Taking stock of our belongings is a prudent use of our energy. Recently I was tempted to buy fresh scissors for sewing class, but thought better of it. I pawed through the basket of sharp things in my sewing room and at the bottom were five more pairs of the exact kind I almost purchased. I had just stopped paying attention to what i already had. 

When John compiled the collection of our music recently it was as if I found a room full of old friends. Even I, the composer, cannot keep all of them in my peripheral vision at once. He started playing some of the lesser known ones on the piano, and I sang along. It felt wonderful. I knew the words, and our voices slipped into harmony. How had I let these sweet memories get away?

Many of us who live in homes big enough to have closets and basements have more belongings than we can hold in our arms at once. Out of sight, they can fall out of mind as well. 

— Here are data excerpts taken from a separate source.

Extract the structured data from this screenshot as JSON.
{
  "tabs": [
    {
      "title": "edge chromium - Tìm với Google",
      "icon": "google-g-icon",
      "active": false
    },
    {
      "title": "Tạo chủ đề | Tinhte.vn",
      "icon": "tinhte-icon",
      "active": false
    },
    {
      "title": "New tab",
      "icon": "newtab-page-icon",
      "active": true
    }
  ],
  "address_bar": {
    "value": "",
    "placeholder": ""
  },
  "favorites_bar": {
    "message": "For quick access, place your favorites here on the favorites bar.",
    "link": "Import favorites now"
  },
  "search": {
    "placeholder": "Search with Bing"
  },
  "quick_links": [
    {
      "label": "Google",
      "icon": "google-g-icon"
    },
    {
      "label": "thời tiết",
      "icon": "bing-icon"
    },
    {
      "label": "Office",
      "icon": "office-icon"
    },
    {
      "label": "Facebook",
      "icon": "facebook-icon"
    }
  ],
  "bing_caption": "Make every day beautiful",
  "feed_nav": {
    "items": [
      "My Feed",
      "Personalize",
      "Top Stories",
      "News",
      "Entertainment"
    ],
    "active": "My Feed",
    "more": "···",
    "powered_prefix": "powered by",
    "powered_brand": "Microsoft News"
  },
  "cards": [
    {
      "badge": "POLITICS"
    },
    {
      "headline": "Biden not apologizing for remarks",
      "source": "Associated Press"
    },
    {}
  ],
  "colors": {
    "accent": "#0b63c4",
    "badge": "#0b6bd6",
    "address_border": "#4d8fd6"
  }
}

Another birthday gift was an enlargement of a picture of our whole family at the beach this summer. Seeing it is like opening up a door to that ocean breeze. There is not even any time lost rebooting. Look again, feel again. 

Most relationships that have been sparking for longer than a crush in third period algebra have a trail of tangible evidence. Photographs, letters, rock shaped hearts, lyrics, that frilly skirt you wore to a high school dance are all doors to where we have been and how we felt when we were there. The tragedy is that we forget where the knob is. 

I invite you to go rummaging. Play the tunes on your stereo. Open the albums splitting with photographs of a trip to the Grand Canyon. Look through your jewelry box for the earrings he bought you at the pier. Walk the trail that you strolled together back when it felt brazen to hold hands. Gaze into the eyes that you memorized long ago but have forgotten to explore. 

It makes sense to pay attention to what you already have.